Eight peaks over 0.01 in nucleotide diversity were identified (Fig. 1C). Seven peaks were found in intergenic regions but one peak in the genic region harboring ndhF (Fig. 1C). The peak in the gene, ndhF was located in the junction between IR and SSC and only two out of nine chloroplast genomes were annotated as ndhF genic region (Supplementary Fig. S2). These regions with high nucleotide diversity can be considered as candidates of molecular markers to distinguish species of Daphne and Diarthron.

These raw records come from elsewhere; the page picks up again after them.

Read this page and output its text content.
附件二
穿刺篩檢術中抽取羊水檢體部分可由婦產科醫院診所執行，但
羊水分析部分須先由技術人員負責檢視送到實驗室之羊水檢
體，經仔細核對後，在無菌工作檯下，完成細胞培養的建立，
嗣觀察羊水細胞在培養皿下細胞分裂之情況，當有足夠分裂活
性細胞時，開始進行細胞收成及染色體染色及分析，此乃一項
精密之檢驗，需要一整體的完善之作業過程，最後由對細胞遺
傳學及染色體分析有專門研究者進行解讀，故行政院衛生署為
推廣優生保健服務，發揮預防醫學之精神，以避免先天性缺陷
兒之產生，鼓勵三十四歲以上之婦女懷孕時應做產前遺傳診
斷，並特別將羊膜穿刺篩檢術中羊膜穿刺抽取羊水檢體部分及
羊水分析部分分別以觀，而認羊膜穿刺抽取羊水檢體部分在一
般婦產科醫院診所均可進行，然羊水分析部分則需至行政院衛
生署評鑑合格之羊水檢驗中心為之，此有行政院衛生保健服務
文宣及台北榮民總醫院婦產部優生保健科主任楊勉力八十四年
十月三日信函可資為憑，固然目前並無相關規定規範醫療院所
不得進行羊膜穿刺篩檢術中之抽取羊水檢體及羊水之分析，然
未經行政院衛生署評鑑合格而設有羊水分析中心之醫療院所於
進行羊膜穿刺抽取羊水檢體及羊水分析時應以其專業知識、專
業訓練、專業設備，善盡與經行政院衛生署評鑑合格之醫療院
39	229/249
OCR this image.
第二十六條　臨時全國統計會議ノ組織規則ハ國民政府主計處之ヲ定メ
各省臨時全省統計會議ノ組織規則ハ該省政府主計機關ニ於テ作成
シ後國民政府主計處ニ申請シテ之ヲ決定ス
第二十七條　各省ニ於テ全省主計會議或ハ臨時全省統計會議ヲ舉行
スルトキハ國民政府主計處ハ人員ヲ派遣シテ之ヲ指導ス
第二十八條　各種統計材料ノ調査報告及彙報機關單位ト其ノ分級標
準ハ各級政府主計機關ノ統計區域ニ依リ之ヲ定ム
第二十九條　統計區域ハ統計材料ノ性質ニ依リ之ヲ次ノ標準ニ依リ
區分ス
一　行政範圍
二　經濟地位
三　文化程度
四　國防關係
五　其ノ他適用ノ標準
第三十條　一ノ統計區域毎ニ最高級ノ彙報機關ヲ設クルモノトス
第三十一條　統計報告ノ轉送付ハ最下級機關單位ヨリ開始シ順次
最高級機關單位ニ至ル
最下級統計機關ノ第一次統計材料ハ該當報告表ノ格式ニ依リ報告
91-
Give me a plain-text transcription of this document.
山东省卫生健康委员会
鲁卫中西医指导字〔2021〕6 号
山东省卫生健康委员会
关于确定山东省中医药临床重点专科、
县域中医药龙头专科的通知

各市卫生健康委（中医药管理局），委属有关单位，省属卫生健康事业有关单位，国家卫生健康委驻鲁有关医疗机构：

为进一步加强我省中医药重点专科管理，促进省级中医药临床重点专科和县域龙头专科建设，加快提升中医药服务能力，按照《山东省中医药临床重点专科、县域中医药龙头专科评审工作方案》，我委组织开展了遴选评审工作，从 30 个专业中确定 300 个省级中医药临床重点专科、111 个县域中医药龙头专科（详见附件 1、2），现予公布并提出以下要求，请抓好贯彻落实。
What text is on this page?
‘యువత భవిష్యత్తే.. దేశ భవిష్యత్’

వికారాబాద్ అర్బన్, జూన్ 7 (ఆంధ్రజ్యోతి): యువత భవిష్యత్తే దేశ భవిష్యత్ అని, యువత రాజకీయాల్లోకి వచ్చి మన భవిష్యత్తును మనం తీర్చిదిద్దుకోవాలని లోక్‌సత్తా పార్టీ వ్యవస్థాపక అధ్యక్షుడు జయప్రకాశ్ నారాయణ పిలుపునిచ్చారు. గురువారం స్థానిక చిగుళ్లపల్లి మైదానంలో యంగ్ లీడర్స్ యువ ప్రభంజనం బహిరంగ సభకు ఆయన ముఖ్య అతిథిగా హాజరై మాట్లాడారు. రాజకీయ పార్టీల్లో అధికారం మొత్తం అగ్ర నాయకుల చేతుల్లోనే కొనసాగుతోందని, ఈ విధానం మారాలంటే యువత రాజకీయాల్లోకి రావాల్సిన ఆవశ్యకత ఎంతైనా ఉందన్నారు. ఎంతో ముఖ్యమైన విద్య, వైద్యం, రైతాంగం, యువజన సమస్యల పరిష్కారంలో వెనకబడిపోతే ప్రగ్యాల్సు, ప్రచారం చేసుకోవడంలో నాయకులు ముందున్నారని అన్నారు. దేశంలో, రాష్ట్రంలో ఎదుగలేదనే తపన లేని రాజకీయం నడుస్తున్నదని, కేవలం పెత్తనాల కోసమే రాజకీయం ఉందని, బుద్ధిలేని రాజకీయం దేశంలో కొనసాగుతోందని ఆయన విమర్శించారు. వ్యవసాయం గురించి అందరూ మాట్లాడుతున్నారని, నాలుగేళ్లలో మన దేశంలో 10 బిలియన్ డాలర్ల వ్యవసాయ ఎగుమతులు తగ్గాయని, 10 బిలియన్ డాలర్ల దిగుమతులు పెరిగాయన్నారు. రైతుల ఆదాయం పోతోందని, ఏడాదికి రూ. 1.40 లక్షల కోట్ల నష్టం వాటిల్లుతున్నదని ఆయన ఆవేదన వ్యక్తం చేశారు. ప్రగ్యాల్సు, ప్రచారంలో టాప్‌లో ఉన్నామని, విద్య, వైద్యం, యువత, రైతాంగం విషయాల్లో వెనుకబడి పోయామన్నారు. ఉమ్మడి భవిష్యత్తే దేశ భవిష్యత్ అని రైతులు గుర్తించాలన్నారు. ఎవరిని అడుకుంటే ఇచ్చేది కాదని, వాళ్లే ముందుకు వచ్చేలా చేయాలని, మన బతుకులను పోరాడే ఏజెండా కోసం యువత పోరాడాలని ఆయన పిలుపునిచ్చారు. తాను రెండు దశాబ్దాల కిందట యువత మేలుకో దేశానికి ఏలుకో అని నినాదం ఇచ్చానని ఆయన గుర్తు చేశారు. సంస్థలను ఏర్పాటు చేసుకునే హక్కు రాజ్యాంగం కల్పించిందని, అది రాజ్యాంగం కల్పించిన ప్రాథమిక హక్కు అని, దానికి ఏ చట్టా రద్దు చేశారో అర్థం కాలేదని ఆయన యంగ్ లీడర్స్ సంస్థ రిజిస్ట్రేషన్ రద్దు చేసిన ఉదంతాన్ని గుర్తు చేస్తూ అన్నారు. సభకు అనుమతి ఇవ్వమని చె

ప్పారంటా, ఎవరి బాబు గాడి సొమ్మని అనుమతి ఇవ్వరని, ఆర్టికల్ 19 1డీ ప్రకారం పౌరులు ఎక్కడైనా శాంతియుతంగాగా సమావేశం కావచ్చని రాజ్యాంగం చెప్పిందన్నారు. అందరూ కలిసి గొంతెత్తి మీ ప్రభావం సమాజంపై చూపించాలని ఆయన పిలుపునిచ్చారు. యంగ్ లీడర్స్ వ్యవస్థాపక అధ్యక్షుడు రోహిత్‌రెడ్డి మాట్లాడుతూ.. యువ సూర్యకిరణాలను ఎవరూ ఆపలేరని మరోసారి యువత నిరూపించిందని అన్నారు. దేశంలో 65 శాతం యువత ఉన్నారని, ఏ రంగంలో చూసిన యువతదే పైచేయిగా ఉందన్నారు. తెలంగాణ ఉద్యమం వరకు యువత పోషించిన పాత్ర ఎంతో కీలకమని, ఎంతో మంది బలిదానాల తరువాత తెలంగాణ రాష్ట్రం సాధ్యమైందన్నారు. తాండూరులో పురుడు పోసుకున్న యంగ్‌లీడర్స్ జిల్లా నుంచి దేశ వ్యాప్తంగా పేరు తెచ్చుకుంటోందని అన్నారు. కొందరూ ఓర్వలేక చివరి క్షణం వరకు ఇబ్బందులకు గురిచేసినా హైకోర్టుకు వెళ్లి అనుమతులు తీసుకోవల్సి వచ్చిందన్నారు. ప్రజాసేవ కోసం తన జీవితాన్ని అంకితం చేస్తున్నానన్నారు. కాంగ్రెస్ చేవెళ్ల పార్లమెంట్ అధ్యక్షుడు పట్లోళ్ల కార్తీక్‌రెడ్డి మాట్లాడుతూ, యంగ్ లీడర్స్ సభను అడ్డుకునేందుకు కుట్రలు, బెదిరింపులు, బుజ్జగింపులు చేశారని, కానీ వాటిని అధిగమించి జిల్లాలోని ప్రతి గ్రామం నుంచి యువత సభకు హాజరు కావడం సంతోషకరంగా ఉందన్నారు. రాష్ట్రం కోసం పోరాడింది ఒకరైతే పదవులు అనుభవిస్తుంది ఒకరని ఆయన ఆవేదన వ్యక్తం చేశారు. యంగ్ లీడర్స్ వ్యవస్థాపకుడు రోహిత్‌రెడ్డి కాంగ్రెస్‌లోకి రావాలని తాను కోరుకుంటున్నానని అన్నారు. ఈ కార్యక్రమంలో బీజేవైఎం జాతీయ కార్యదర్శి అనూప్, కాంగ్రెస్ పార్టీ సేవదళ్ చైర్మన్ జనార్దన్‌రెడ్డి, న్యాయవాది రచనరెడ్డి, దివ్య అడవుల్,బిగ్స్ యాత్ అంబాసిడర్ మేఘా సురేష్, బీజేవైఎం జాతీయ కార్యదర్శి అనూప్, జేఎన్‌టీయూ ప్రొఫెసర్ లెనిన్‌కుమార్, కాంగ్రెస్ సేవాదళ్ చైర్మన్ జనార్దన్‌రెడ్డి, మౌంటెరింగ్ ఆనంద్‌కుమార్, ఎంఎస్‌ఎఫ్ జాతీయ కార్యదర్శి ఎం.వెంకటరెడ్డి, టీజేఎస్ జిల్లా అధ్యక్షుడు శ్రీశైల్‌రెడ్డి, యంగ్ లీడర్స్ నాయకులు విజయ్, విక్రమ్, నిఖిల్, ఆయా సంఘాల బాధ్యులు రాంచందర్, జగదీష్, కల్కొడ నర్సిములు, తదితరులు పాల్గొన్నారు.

Phylogenetic analysis of Thymelaeaceae chloroplast genomes
Phylogenetic tree exhibited that Diarthron linifolium was placed as a sister of the group composed of species in the genus Daphne (Fig. 2). Our results of genome data are consistent with previous analyses of a few chloroplast regions such as rbcL (Van der Bank et al., 2002; Beaumont et al., 2009) and whole plastid genomes (Yoo et al., 2003; He et al., 2021). Although more species of Diarthron should be included in further phylogenetic analysis, the current chloroplast genome data suggest that Diarthron is distantly related with Stellera. Similarity between Diarthron and Stellera in gross morphology, both are adapted to dry environment, may have derived independently. Diarthron is easily distinguished from Stellera by having 4-merous flowers, while Stellera has 5- or 6-merous flowers.
Supplementary Materials
Online supplemental data can be found at https://www.e-kjpt.org.
Acknowledgements
We are grateful to Hye Ryun Na for the help of fieldwork and Yun-Gyeong Choi for the laboratory assistance. This work was supported by The Catholic University of Korea under the new faculty support grant (No. M-2020-B0014-00004) to S-TK.
Notes
Conflicts of Interest
Sang-Hun OH, a contributing editor of the Korean Journal of Plant Taxonomy, was not involved in the editorial evaluation or decision to publish this article. All remaining authors have declared no conflicts of interest.